Kemp Stephan, Berger Johannes, Aubourg Patrick
Department of Clinical Chemistry, University of Amsterdam, The Netherlands.
Biochim Biophys Acta. 2012 Sep;1822(9):1465-74. doi: 10.1016/j.bbadis.2012.03.012. Epub 2012 Mar 28.

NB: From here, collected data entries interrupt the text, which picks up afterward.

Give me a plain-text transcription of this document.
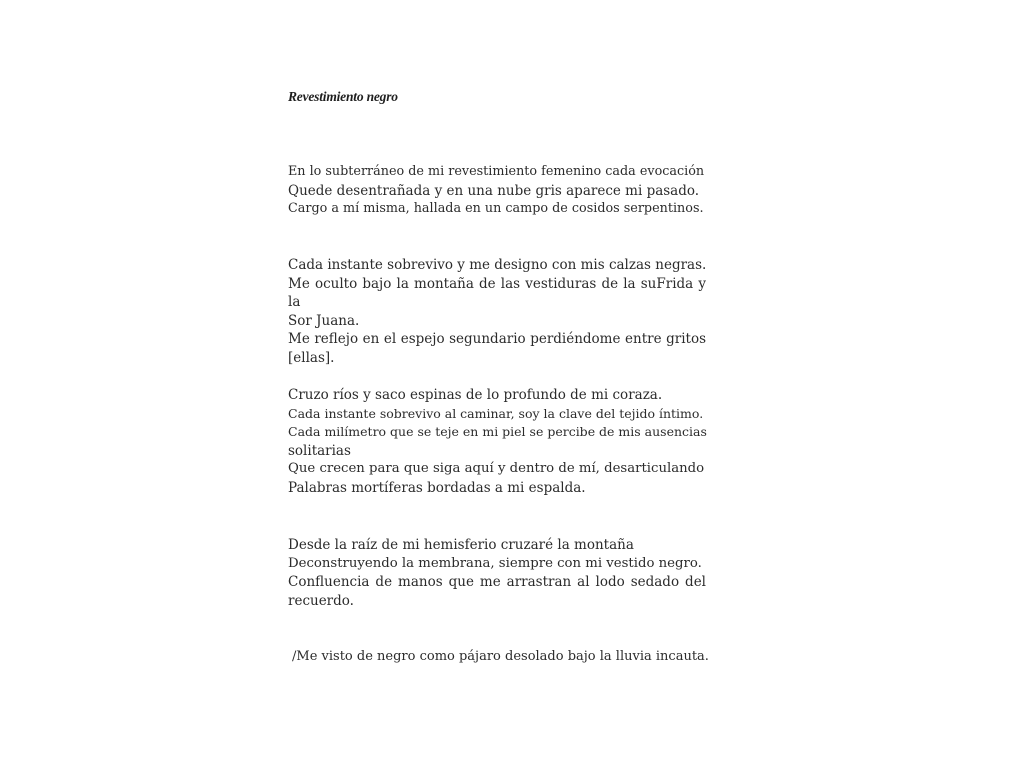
Revestimiento negro
En lo subterráneo de mi revestimiento femenino cada evocación
Quede desentrañada y en una nube gris aparece mi pasado.
Cargo a mí misma, hallada en un campo de cosidos serpentinos.
Cada instante sobrevivo y me designo con mis calzas negras.
Me oculto bajo la montaña de las vestiduras de la suFrida y la
Sor Juana.
Me reflejo en el espejo segundario perdiéndome entre gritos
[ellas].
Cruzo ríos y saco espinas de lo profundo de mi coraza.
Cada instante sobrevivo al caminar, soy la clave del tejido íntimo.
Cada milímetro que se teje en mi piel se percibe de mis ausencias
solitarias
Que crecen para que siga aquí y dentro de mí, desarticulando
Palabras mortíferas bordadas a mi espalda.
Desde la raíz de mi hemisferio cruzaré la montaña
Deconstruyendo la membrana, siempre con mi vestido negro.
Confluencia de manos que me arrastran al lodo sedado del
recuerdo.
/Me visto de negro como pájaro desolado bajo la lluvia incauta.
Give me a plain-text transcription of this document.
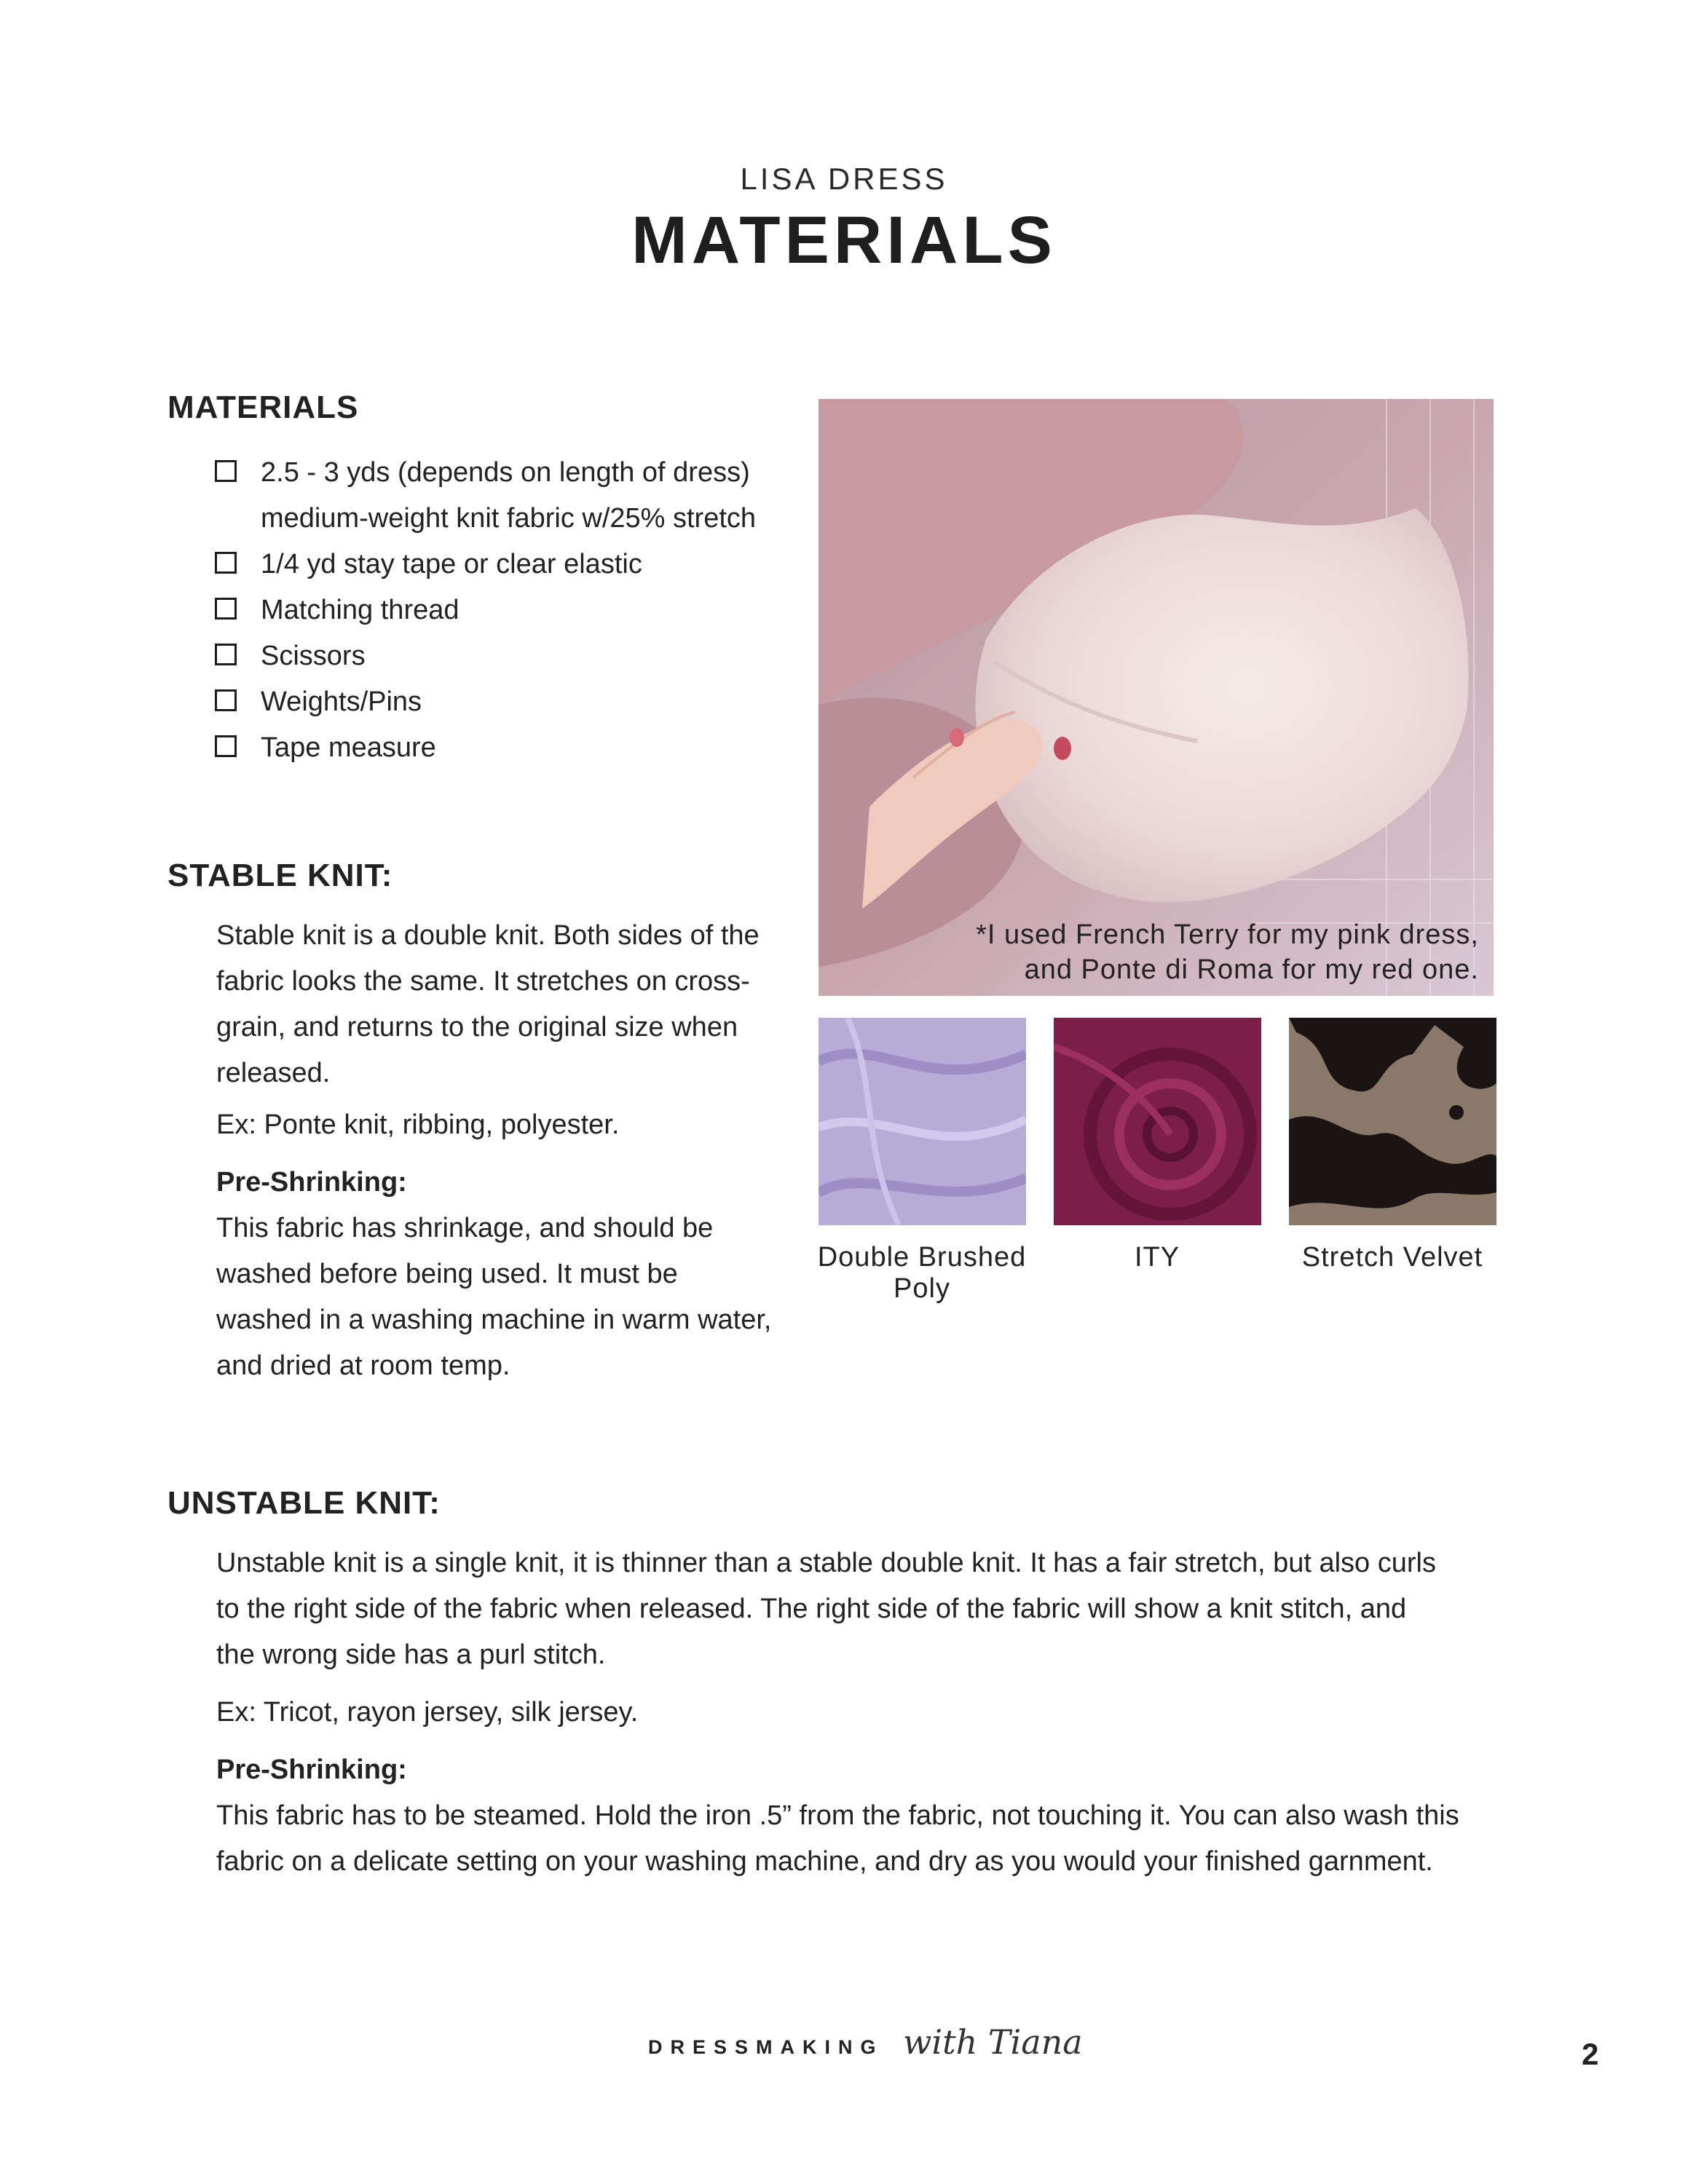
LISA DRESS
MATERIALS
MATERIALS
2.5 - 3 yds (depends on length of dress)
medium-weight knit fabric w/25% stretch
1/4 yd stay tape or clear elastic
Matching thread
Scissors
Weights/Pins
Tape measure
STABLE KNIT:
Stable knit is a double knit. Both sides of the
fabric looks the same. It stretches on cross-
grain, and returns to the original size when
released.
Ex: Ponte knit, ribbing, polyester.
Pre-Shrinking:
This fabric has shrinkage, and should be
washed before being used. It must be
washed in a washing machine in warm water,
and dried at room temp.
*I used French Terry for my pink dress,
and Ponte di Roma for my red one.
Double Brushed Poly
ITY	Stretch Velvet
UNSTABLE KNIT:
Unstable knit is a single knit, it is thinner than a stable double knit. It has a fair stretch, but also curls
to the right side of the fabric when released. The right side of the fabric will show a knit stitch, and
the wrong side has a purl stitch.
Ex: Tricot, rayon jersey, silk jersey.
Pre-Shrinking:
This fabric has to be steamed. Hold the iron .5” from the fabric, not touching it. You can also wash this
fabric on a delicate setting on your washing machine, and dry as you would your finished garnment.
DRESSMAKING with Tiana	2
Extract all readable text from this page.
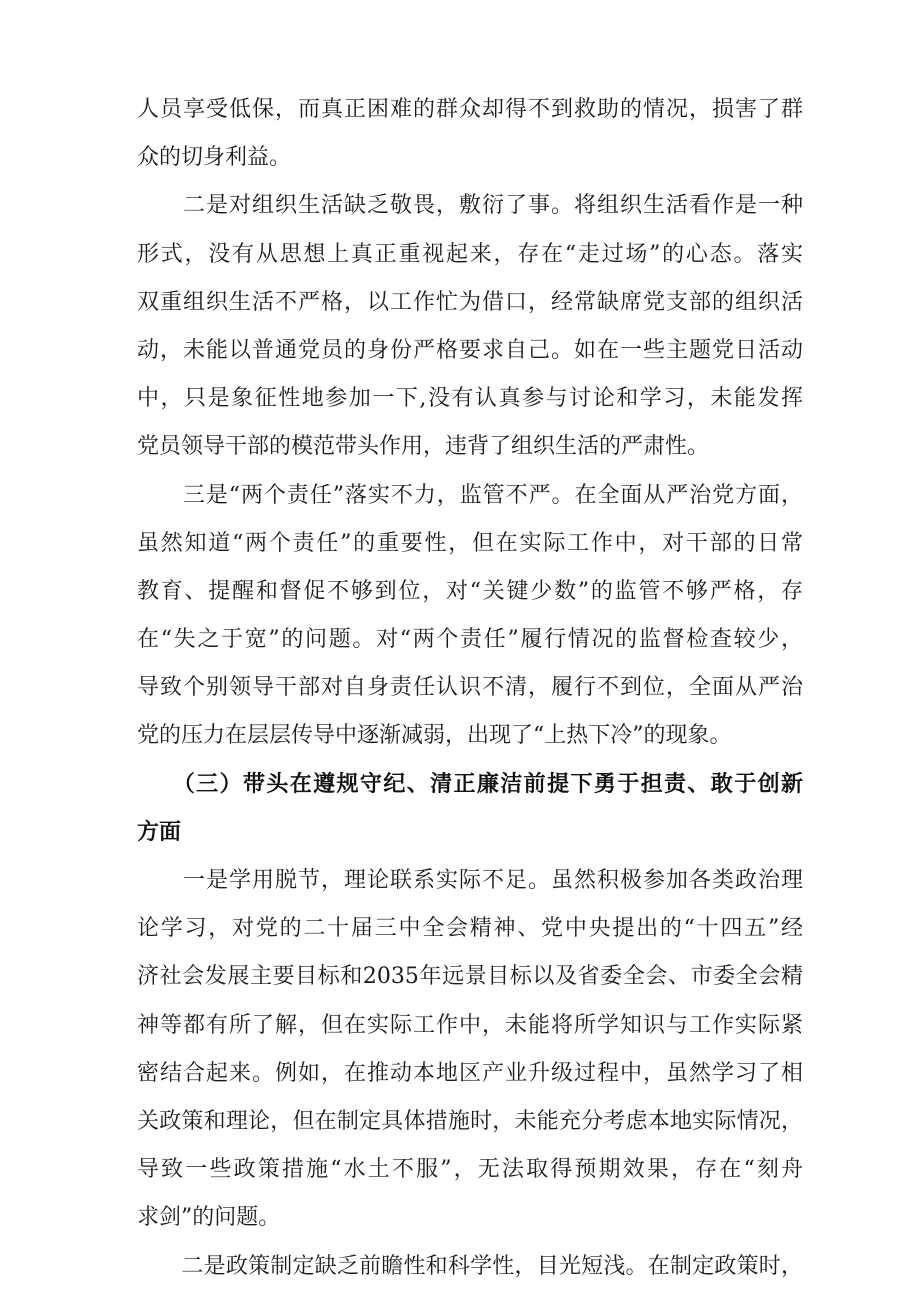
人员享受低保，而真正困难的群众却得不到救助的情况，损害了群
众的切身利益。
　　二是对组织生活缺乏敬畏，敷衍了事。将组织生活看作是一种
形式，没有从思想上真正重视起来，存在“走过场”的心态。落实
双重组织生活不严格，以工作忙为借口，经常缺席党支部的组织活
动，未能以普通党员的身份严格要求自己。如在一些主题党日活动
中，只是象征性地参加一下,没有认真参与讨论和学习，未能发挥
党员领导干部的模范带头作用，违背了组织生活的严肃性。
　　三是“两个责任”落实不力，监管不严。在全面从严治党方面，
虽然知道“两个责任”的重要性，但在实际工作中，对干部的日常
教育、提醒和督促不够到位，对“关键少数”的监管不够严格，存
在“失之于宽”的问题。对“两个责任”履行情况的监督检查较少，
导致个别领导干部对自身责任认识不清，履行不到位，全面从严治
党的压力在层层传导中逐渐减弱，出现了“上热下冷”的现象。
　　（三）带头在遵规守纪、清正廉洁前提下勇于担责、敢于创新
方面
　　一是学用脱节，理论联系实际不足。虽然积极参加各类政治理
论学习，对党的二十届三中全会精神、党中央提出的“十四五”经
济社会发展主要目标和2035年远景目标以及省委全会、市委全会精
神等都有所了解，但在实际工作中，未能将所学知识与工作实际紧
密结合起来。例如，在推动本地区产业升级过程中，虽然学习了相
关政策和理论，但在制定具体措施时，未能充分考虑本地实际情况，
导致一些政策措施“水土不服”，无法取得预期效果，存在“刻舟
求剑”的问题。
　　二是政策制定缺乏前瞻性和科学性，目光短浅。在制定政策时，
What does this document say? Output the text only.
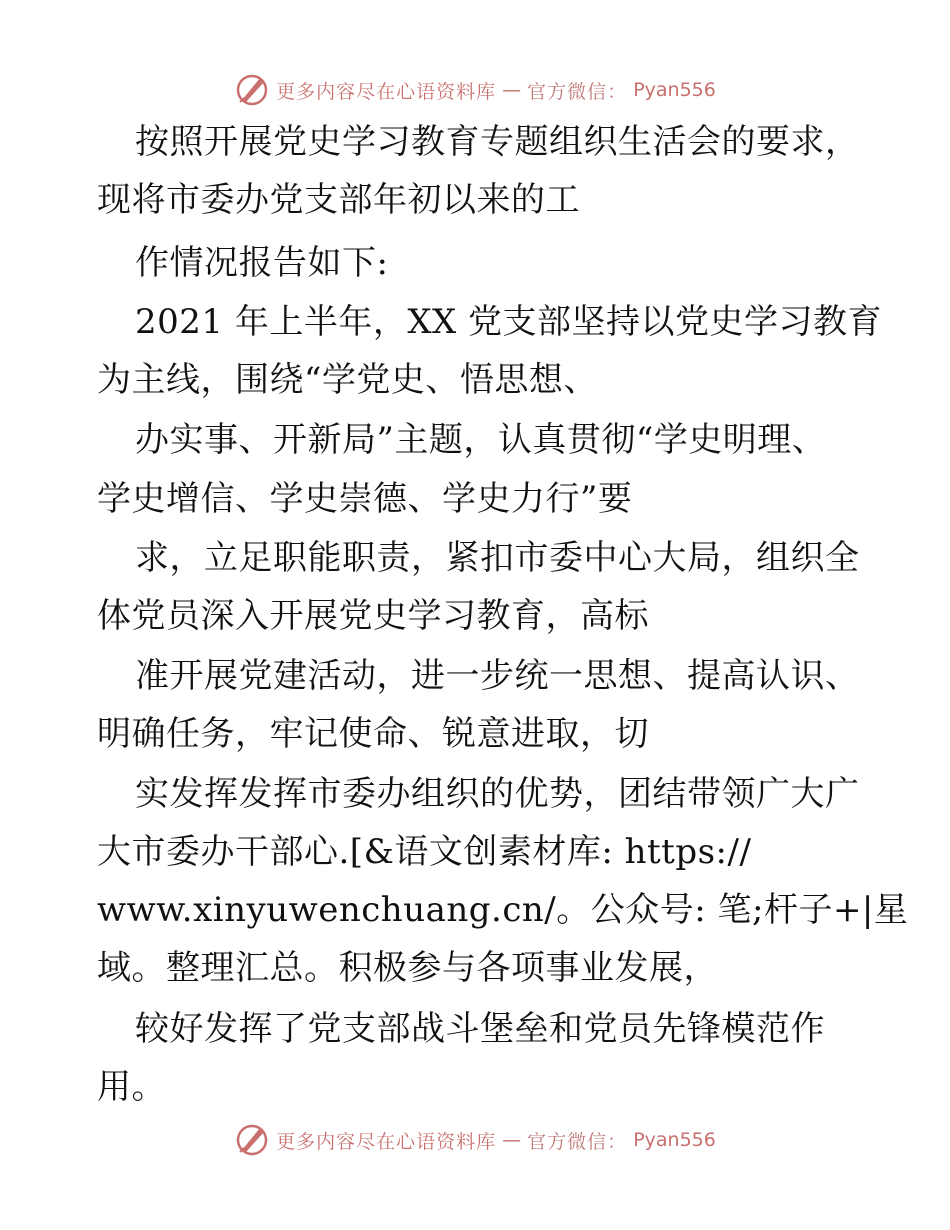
更多内容尽在心语资料库 — 官方微信： Pyan556
按照开展党史学习教育专题组织生活会的要求，
现将市委办党支部年初以来的工
作情况报告如下:
2021 年上半年，XX 党支部坚持以党史学习教育
为主线，围绕“学党史、悟思想、
办实事、开新局”主题，认真贯彻“学史明理、
学史增信、学史崇德、学史力行”要
求，立足职能职责，紧扣市委中心大局，组织全
体党员深入开展党史学习教育，高标
准开展党建活动，进一步统一思想、提高认识、
明确任务，牢记使命、锐意进取，切
实发挥发挥市委办组织的优势，团结带领广大广
大市委办干部心.[&语文创素材库: https://
www.xinyuwenchuang.cn/。公众号: 笔;杆子+|星
域。整理汇总。积极参与各项事业发展，
较好发挥了党支部战斗堡垒和党员先锋模范作
用。
更多内容尽在心语资料库 — 官方微信： Pyan556
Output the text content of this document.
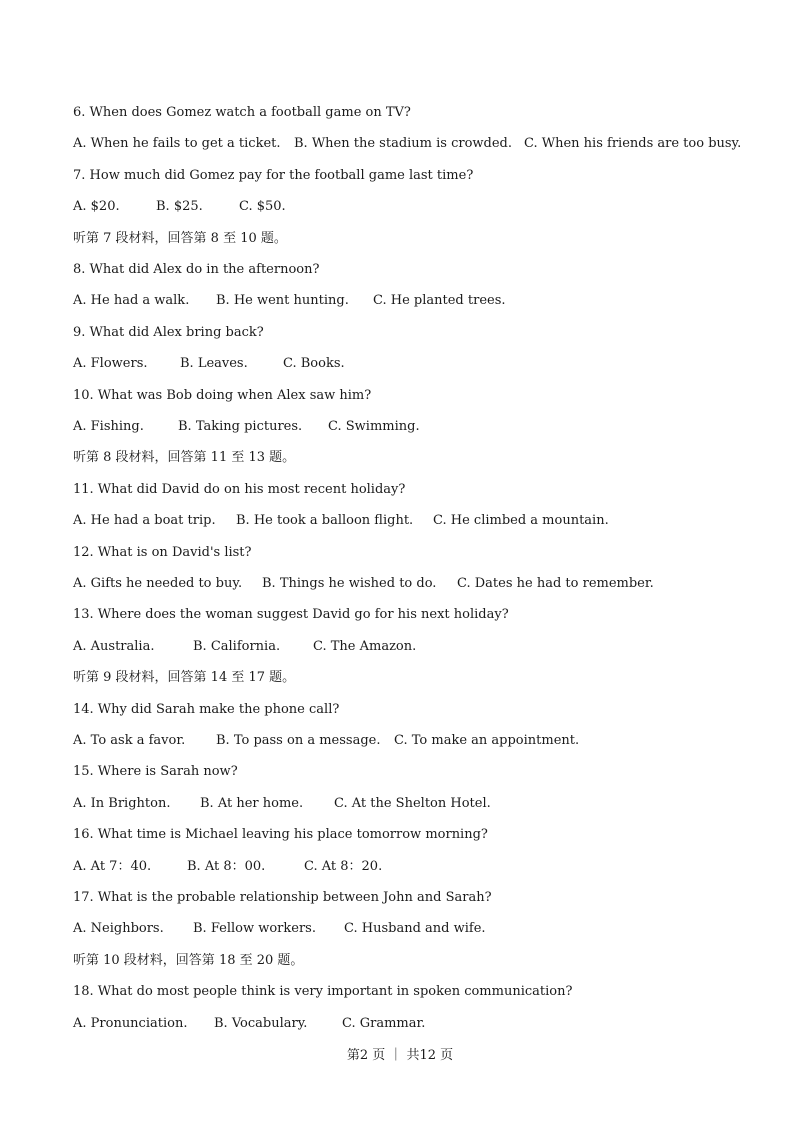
6. When does Gomez watch a football game on TV?
A. When he fails to get a ticket. B. When the stadium is crowded. C. When his friends are too busy.
7. How much did Gomez pay for the football game last time?
A. $20.	B. $25.	C. $50.
听第 7 段材料，回答第 8 至 10 题。
8. What did Alex do in the afternoon?
A. He had a walk. B. He went hunting. C. He planted trees.
9. What did Alex bring back?
A. Flowers.	B. Leaves.	C. Books.
10. What was Bob doing when Alex saw him?
A. Fishing.	B. Taking pictures. C. Swimming.
听第 8 段材料，回答第 11 至 13 题。
11. What did David do on his most recent holiday?
A. He had a boat trip. B. He took a balloon flight. C. He climbed a mountain.
12. What is on David's list?
A. Gifts he needed to buy. B. Things he wished to do. C. Dates he had to remember.
13. Where does the woman suggest David go for his next holiday?
A. Australia.	B. California.	C. The Amazon.
听第 9 段材料，回答第 14 至 17 题。
14. Why did Sarah make the phone call?
A. To ask a favor. B. To pass on a message. C. To make an appointment.
15. Where is Sarah now?
A. In Brighton. B. At her home. C. At the Shelton Hotel.
16. What time is Michael leaving his place tomorrow morning?
A. At 7：40.	B. At 8：00.	C. At 8：20.
17. What is the probable relationship between John and Sarah?
A. Neighbors. B. Fellow workers. C. Husband and wife.
听第 10 段材料，回答第 18 至 20 题。
18. What do most people think is very important in spoken communication?
A. Pronunciation. B. Vocabulary.	C. Grammar.
第2 页 ｜ 共12 页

X-linked adrenoleukodystrophy (X-ALD) is the most frequent peroxisomal disease. The two main clinical phenotypes of X-ALD are adrenomyeloneuropathy (AMN) and inflammatory cerebral ALD that manifests either in children or more rarely in adults. About 65% of heterozygote females develop symptoms by the age of 60years. Mutations in the ABCD1 gene affect the function of the encoded protein ALDP, an ATP-binding-cassette (ABC) transporter located in the peroxisomal membrane protein. ALDP deficiency impairs the peroxisomal beta-oxidation of very long-chain fatty acids (VLCFA) and facilitates their further chain elongation by ELOVL1 resulting in accumulation of VLCFA in plasma and tissues. While all patients have mutations in the ABCD1 gene, there is no general genotype-phenotype correlation. Environmental factors and a multitude of modifying genes appear to determine the clinical manifestation in this monogenetic but multifactorial disease. This review focuses on the clinical, biochemical, genetic and pathophysiological aspects of X-ALD.
X连锁肾上腺脑白质营养不良(X-ALD)是最常见的过氧化物酶体病。X-ALD的两种主要临床表型是肾上腺脊髓神经病(AMN)和炎症性脑型ALD,后者在儿童期发病,在成人中发病更为罕见。约65%的杂合子女性在60岁时出现症状。ABCD1基因突变会影响编码蛋白ALDP(一种位于过氧化物酶体膜蛋白中的ATP结合盒转运体)的功能。ALDP缺乏会损害极长链脂肪酸(VLCFA)的过氧化物酶体β氧化,并通过ELOVL1促进其进一步链延长,导致VLCFA在血浆和组织中蓄积。虽然所有患者都有ABCD1基因突变,但不存在普遍的基因型-表型相关性。环境因素和众多修饰基因似乎决定了这种单基因但多因素疾病的临床表现。本综述重点关注X-ALD的临床、生化、遗传和病理生理方面。